Vá-se contar isso, enfim, aos controladores de vôo, que já pediram quatro vezes para ser recebidos pela autoridade que se gabou de ter carta branca do presidente Lula para acabar com o apagão aéreo, tomou posse como quem dá o proverbial murro na mesa e, desde então, freqüenta o noticiário menos por suas palavras, menos ainda por suas ações, do que pelas fotografias para as quais posa ora vestido de bombeiro, ora de militar camuflado, ora segurando uma sucuri, ora abraçado a um macaquinho. Ainda ontem, atestando que tudo continua como dantes no setor, se noticiou que os principais órgãos responsáveis pelo transporte aéreo no País - a FAB, a Agência Nacional de Aviação Civil (Anac) e a Infraero - ainda não haviam conseguido se entender para estabelecer um plano de contingência destinado a prevenir mais uma seqüência de dias caóticos nos aeroportos, nos feriados prolongados de Finados, Proclamação da República, Dia da Consciência Negra, Natal e Ano-Novo.
A causa primária da desarticulação seria o quadro de guerra aberta entre o ministro Jobim e o presidente da Anac, Milton Zuanazzi.
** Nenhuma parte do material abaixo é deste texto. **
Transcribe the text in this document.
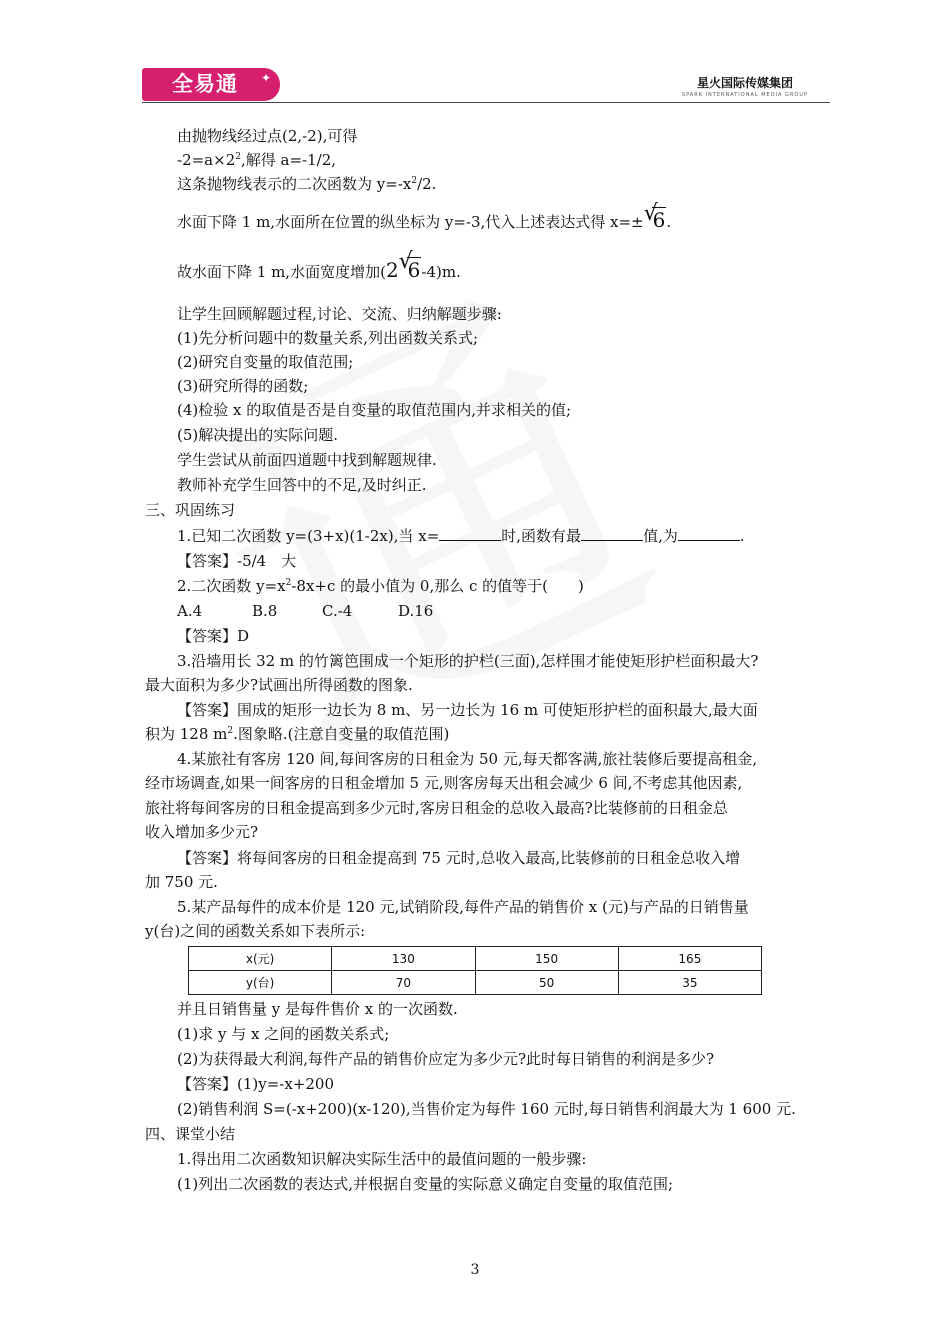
全易通 ✦	星火国际传媒集团
SPARK INTERNATIONAL MEDIA GROUP
由抛物线经过点(2,-2),可得
$-2=a\times 2^2$,解得 a=-1/2,
这条抛物线表示的二次函数为 $y=-x^2/2$.
水面下降 1 m,水面所在位置的纵坐标为 y=-3,代入上述表达式得 x=± √
6.
故水面下降 1 m,水面宽度增加(2 √
6-4)m.
让学生回顾解题过程,讨论、交流、归纳解题步骤:
(1)先分析问题中的数量关系,列出函数关系式;
(2)研究自变量的取值范围;
(3)研究所得的函数;
(4)检验 x 的取值是否是自变量的取值范围内,并求相关的值;
(5)解决提出的实际问题.
学生尝试从前面四道题中找到解题规律.
教师补充学生回答中的不足,及时纠正.
三、巩固练习
1.已知二次函数 y=(3+x)(1-2x),当 x=	时,函数有最	值,为	.
【答案】-5/4　大
2.二次函数 $y=x^2-8x+c$ 的最小值为 0,那么 c 的值等于(　　)
A.4	B.8	C.-4	D.16
【答案】D
3.沿墙用长 32 m 的竹篱笆围成一个矩形的护栏(三面),怎样围才能使矩形护栏面积最大?
最大面积为多少?试画出所得函数的图象.
【答案】围成的矩形一边长为 8 m、另一边长为 16 m 可使矩形护栏的面积最大,最大面
积为 128 $m^2$.图象略.(注意自变量的取值范围)
4.某旅社有客房 120 间,每间客房的日租金为 50 元,每天都客满,旅社装修后要提高租金,
经市场调查,如果一间客房的日租金增加 5 元,则客房每天出租会减少 6 间,不考虑其他因素,
旅社将每间客房的日租金提高到多少元时,客房日租金的总收入最高?比装修前的日租金总
收入增加多少元?
【答案】将每间客房的日租金提高到 75 元时,总收入最高,比装修前的日租金总收入增
加 750 元.
5.某产品每件的成本价是 120 元,试销阶段,每件产品的销售价 x (元)与产品的日销售量
y(台)之间的函数关系如下表所示:
x(元)	130	150	165
y(台)	70	50	35
并且日销售量 y 是每件售价 x 的一次函数.
(1)求 y 与 x 之间的函数关系式;
(2)为获得最大利润,每件产品的销售价应定为多少元?此时每日销售的利润是多少?
【答案】(1)y=-x+200
(2)销售利润 S=(-x+200)(x-120),当售价定为每件 160 元时,每日销售利润最大为 1 600 元.
四、课堂小结
1.得出用二次函数知识解决实际生活中的最值问题的一般步骤:
(1)列出二次函数的表达式,并根据自变量的实际意义确定自变量的取值范围;
3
O ministro da Defesa pressionou os demais membros da diretoria da agência a se demitir, mas esbarrou na obstinada resistência do ex-agente de viagens Zuanazzi a entregar o cargo, no que conta com o apoio dos grupos petistas que o guindaram a ele, a começar da ministra da Casa Civil, Dilma Rousseff. Ele tem sido aconselhado a fincar pé na função em que goza de estabilidade até o final do mandato. O ministro pretende tornar a sua situação insustentável depois que tomarem posse os novos diretores por ele indicados. Se der certo, deverá bancar para a vaga o nome da titular da Secretaria da Aviação Civil, Solange Vieira, de sua confiança. Os passos dessa dança de cadeiras pouco interessam, naturalmente, aos passageiros a quem tem sido negado até o menor dos direitos que lhe são próprios desde o momento em que adquirem o seu bilhete. Mas as coisas são indissociáveis.
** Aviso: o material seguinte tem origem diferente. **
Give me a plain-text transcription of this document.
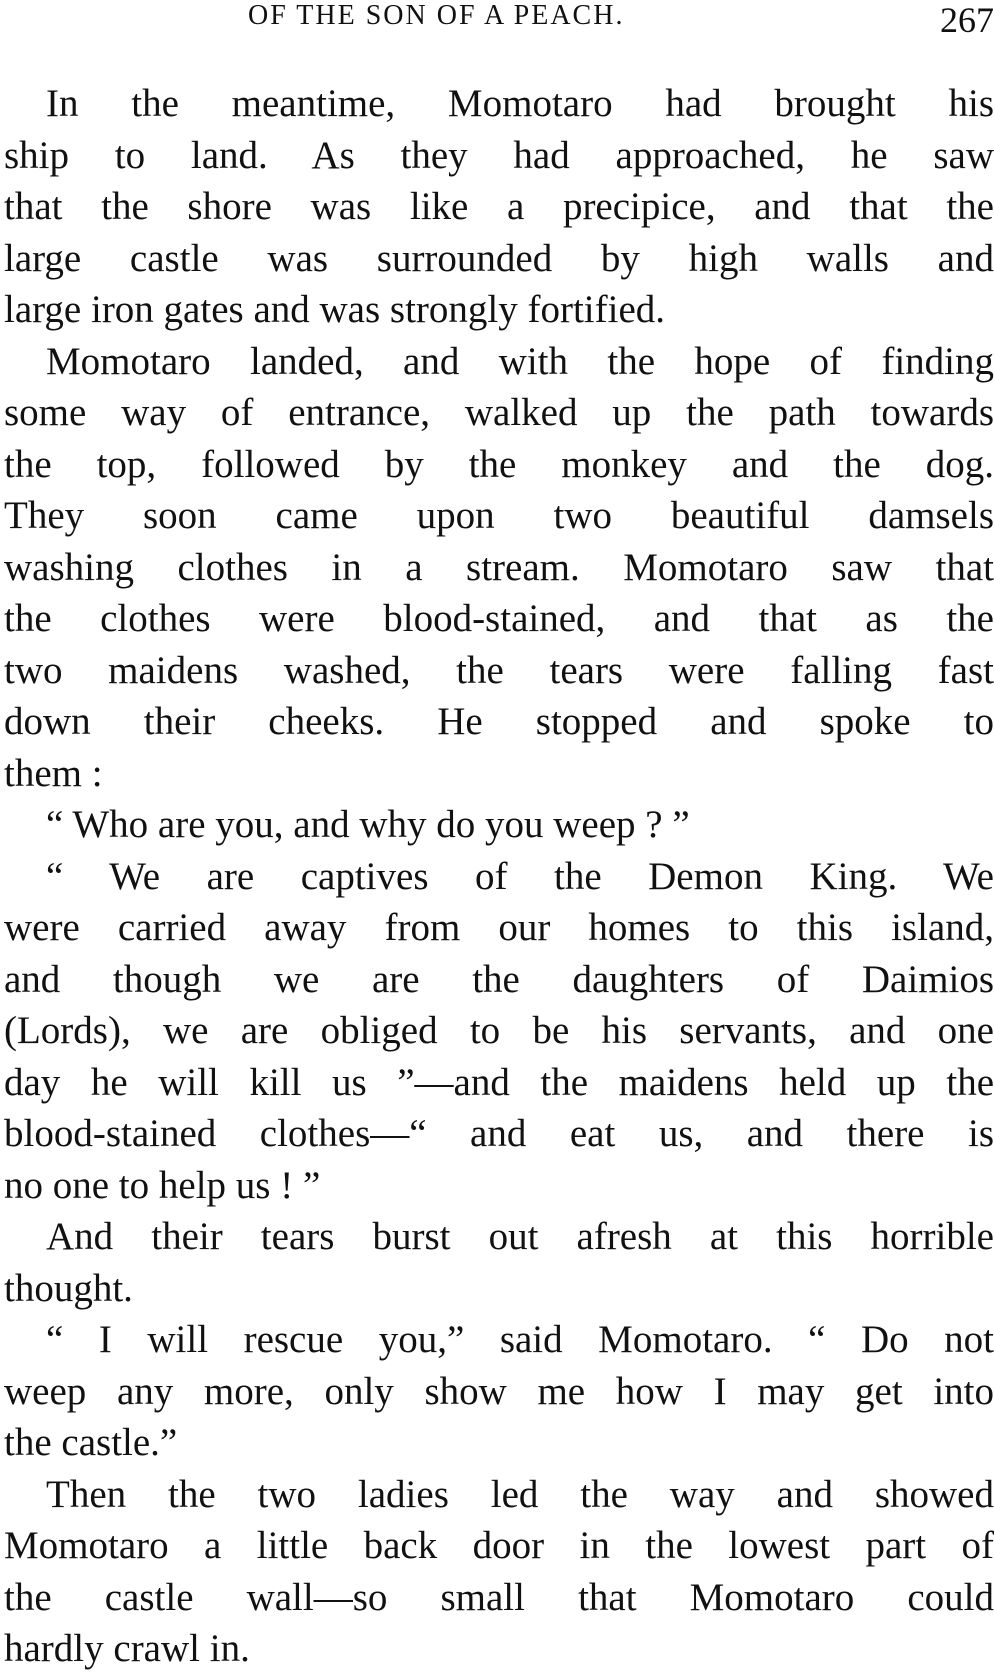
OF THE SON OF A PEACH.	267
In the meantime, Momotaro had brought his
ship to land. As they had approached, he saw
that the shore was like a precipice, and that the
large castle was surrounded by high walls and
large iron gates and was strongly fortified.
Momotaro landed, and with the hope of finding
some way of entrance, walked up the path towards
the top, followed by the monkey and the dog.
They soon came upon two beautiful damsels
washing clothes in a stream. Momotaro saw that
the clothes were blood-stained, and that as the
two maidens washed, the tears were falling fast
down their cheeks. He stopped and spoke to
them :
“ Who are you, and why do you weep ? ”
“ We are captives of the Demon King. We
were carried away from our homes to this island,
and though we are the daughters of Daimios
(Lords), we are obliged to be his servants, and one
day he will kill us ”—and the maidens held up the
blood-stained clothes—“ and eat us, and there is
no one to help us ! ”
And their tears burst out afresh at this horrible
thought.
“ I will rescue you,” said Momotaro. “ Do not
weep any more, only show me how I may get into
the castle.”
Then the two ladies led the way and showed
Momotaro a little back door in the lowest part of
the castle wall—so small that Momotaro could
hardly crawl in.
Evitar o colapso do setor nos feriadões - a prioridade da renovada Infraero - depende de a Anac se pôr em campo, exigindo das companhias aéreas que se preparem para atender à demanda adicional em cada uma das etapas de suas operações. Mas para isso seria preciso reformar também a Anac, em sintonia com a Defesa. Com a agência desfalcada e o seu presidente às turras com o ministro, os planos da Infraero não levantarão vôo. O pior é o que pode se passar no ar. Nem o ministro Jobim, menos ainda o presidente Lula tomaram medidas dignas do nome para desfazer a crise estrutural do sistema de controle de vôo no País, que veio a público depois da colisão sobre a Amazônia em setembro do ano passado, com a morte de 154 pessoas, e chegou ao auge com o motim dos controladores em março último. Eles reivindicam a desmilitarização do serviço porque ¿o trato com os militares é lento e a aviação civil é dinâmica, requer respostas rápidas¿, segundo um operador citado pela colunista Claudia Safatle, do jornal Valor. A dura resposta da Aeronáutica ao levante só teria agravado a tensão sob a qual trabalham, sem que nada melhorasse, em contrapartida, nos equipamentos utilizados. E o ministro Jobim, que se recusa a conversar com eles, em entrevista recente, considerou equacionada a questão da segurança de vôo no Brasil.